I was reading about the Final Value Theorem for Laplace Transforms. It states that for if a function $f(t)$ in continuous time has Laplace Tranform $F(s)$, then:
$$\lim_{t \to \infty}{f(t)} = \lim_{s \to 0}{sF(s)}$$
If we let $f(t) = \sin(t)$, then we get:
$$ \lim_{t \to \infty}{\sin(t)} = \lim_{s \to 0}{\frac{s}{s^2+1}}$$
By L'hopital's rule, the RHS evaluates to:
$$\lim_{s \to 0}{\frac{s}{s^2+1}} = \lim_{s \to 0}{\frac{1}{2s + 1}} = 1$$
which results in:
$$\lim_{t \to \infty}{\sin(t)} = 1$$
Is this a valid conclusion? If not, where is the flaw in my logic? Thanks in advance
Best Answer
One version of the final value theorem states that if $f(t)$ and $f'(t)$ have Laplace transforms that exist for $s>0$ AND if $\lim_{t\to\infty}f(t)$ exists and $\lim_{s\to0}sF(s)$ exists, then $\lim_{t\to\infty}f(t)=\lim_{s\to0}sF(s)$.

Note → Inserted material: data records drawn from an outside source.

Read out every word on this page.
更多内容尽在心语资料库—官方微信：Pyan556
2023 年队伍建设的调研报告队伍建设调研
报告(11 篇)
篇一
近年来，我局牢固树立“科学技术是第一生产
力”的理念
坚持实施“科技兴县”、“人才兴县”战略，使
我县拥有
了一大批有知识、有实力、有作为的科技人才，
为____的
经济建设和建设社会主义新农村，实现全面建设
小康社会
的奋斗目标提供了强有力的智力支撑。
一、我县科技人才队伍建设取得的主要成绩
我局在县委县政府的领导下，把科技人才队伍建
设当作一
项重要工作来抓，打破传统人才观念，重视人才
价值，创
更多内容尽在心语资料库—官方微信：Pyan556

Clearly $\lim_{t\to\infty}\sin(t)$ fails to exist (This).
Another version states if every pole of $F(s)$ is either in the open left-half plane or at the origin, and that $F(s)$ has at most a single pole at the origin, then $\lim_{s\to0}sF(s)=\lim_{t\to\infty}f(t)$.

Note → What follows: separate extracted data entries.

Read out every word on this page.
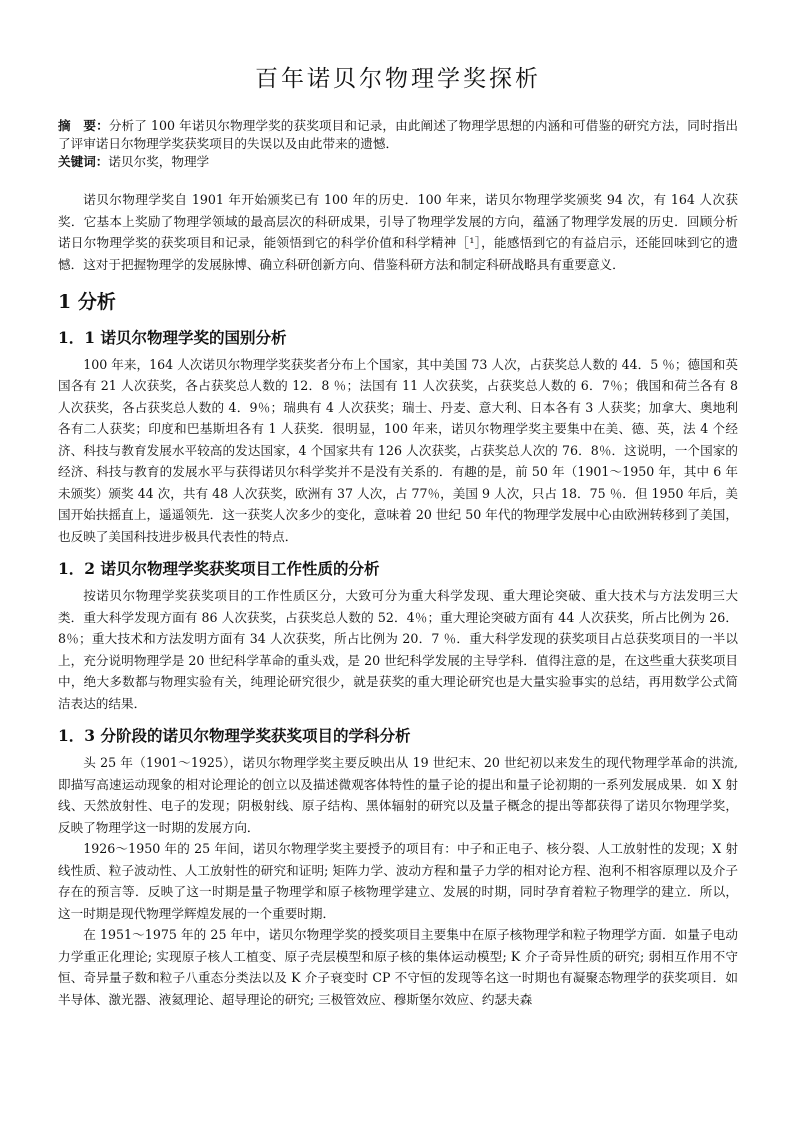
百年诺贝尔物理学奖探析
摘　要：分析了 100 年诺贝尔物理学奖的获奖项目和记录，由此阐述了物理学思想的内涵和可借鉴的研究方法，同时指出了评审诺日尔物理学奖获奖项目的失误以及由此带来的遗憾．
关键词：诺贝尔奖，物理学

诺贝尔物理学奖自 1901 年开始颁奖已有 100 年的历史．100 年来，诺贝尔物理学奖颁奖 94 次，有 164 人次获奖．它基本上奖励了物理学领域的最高层次的科研成果，引导了物理学发展的方向，蕴涵了物理学发展的历史．回顾分析诺日尔物理学奖的获奖项目和记录，能领悟到它的科学价值和科学精神［¹］，能感悟到它的有益启示，还能回味到它的遗憾．这对于把握物理学的发展脉博、确立科研创新方向、借鉴科研方法和制定科研战略具有重要意义．

1 分析
1．1 诺贝尔物理学奖的国别分析

100 年来，164 人次诺贝尔物理学奖获奖者分布上个国家，其中美国 73 人次，占获奖总人数的 44．5 ％；德国和英国各有 21 人次获奖，各占获奖总人数的 12．8 ％；法国有 11 人次获奖，占获奖总人数的 6．7％；俄国和荷兰各有 8 人次获奖，各占获奖总人数的 4．9％；瑞典有 4 人次获奖；瑞士、丹麦、意大利、日本各有 3 人获奖；加拿大、奥地利各有二人获奖；印度和巴基斯坦各有 1 人获奖．很明显，100 年来，诺贝尔物理学奖主要集中在美、德、英，法 4 个经济、科技与教育发展水平较高的发达国家，4 个国家共有 126 人次获奖，占获奖总人次的 76．8％．这说明，一个国家的经济、科技与教育的发展水平与获得诺贝尔科学奖并不是没有关系的．有趣的是，前 50 年（1901～1950 年，其中 6 年未颁奖）颁奖 44 次，共有 48 人次获奖，欧洲有 37 人次，占 77％，美国 9 人次，只占 18．75 ％．但 1950 年后，美国开始扶摇直上，遥遥领先．这一获奖人次多少的变化，意味着 20 世纪 50 年代的物理学发展中心由欧洲转移到了美国，也反映了美国科技进步极具代表性的特点．

1．2 诺贝尔物理学奖获奖项目工作性质的分析

按诺贝尔物理学奖获奖项目的工作性质区分，大致可分为重大科学发现、重大理论突破、重大技术与方法发明三大类．重大科学发现方面有 86 人次获奖，占获奖总人数的 52．4％；重大理论突破方面有 44 人次获奖，所占比例为 26．8％；重大技术和方法发明方面有 34 人次获奖，所占比例为 20．7 ％．重大科学发现的获奖项目占总获奖项目的一半以上，充分说明物理学是 20 世纪科学革命的重头戏，是 20 世纪科学发展的主导学科．值得注意的是，在这些重大获奖项目中，绝大多数都与物理实验有关，纯理论研究很少，就是获奖的重大理论研究也是大量实验事实的总结，再用数学公式简洁表达的结果．

1．3 分阶段的诺贝尔物理学奖获奖项目的学科分析

头 25 年（1901～1925），诺贝尔物理学奖主要反映出从 19 世纪末、20 世纪初以来发生的现代物理学革命的洪流,即描写高速运动现象的相对论理论的创立以及描述微观客体特性的量子论的提出和量子论初期的一系列发展成果．如 X 射线、天然放射性、电子的发现；阴极射线、原子结构、黑体辐射的研究以及量子概念的提出等都获得了诺贝尔物理学奖，反映了物理学这一时期的发展方向．

1926～1950 年的 25 年间，诺贝尔物理学奖主要授予的项目有：中子和正电子、核分裂、人工放射性的发现；X 射线性质、粒子波动性、人工放射性的研究和证明; 矩阵力学、波动方程和量子力学的相对论方程、泡利不相容原理以及介子存在的预言等．反映了这一时期是量子物理学和原子核物理学建立、发展的时期，同时孕育着粒子物理学的建立．所以，这一时期是现代物理学辉煌发展的一个重要时期．

在 1951～1975 年的 25 年中，诺贝尔物理学奖的授奖项目主要集中在原子核物理学和粒子物理学方面．如量子电动力学重正化理论; 实现原子核人工植变、原子壳层模型和原子核的集体运动模型; K 介子奇异性质的研究; 弱相互作用不守恒、奇异量子数和粒子八重态分类法以及 K 介子衰变时 CP 不守恒的发现等名这一时期也有凝聚态物理学的获奖项目．如半导体、激光器、液氦理论、超导理论的研究; 三极管效应、穆斯堡尔效应、约瑟夫森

Clearly, the poles of $F(s)=\frac1{s^2+1}$ are at $s=\pm i$ and are not in the left half plane. Hence, the theorem does not apply and we cannot infer equality of the limits.
Aside, $\lim_{s\to0}\frac{s}{s^2+1}=0$. L'Hospital's Rule does not apply since the limit is not of indeterminate form (i.e., $0/0$).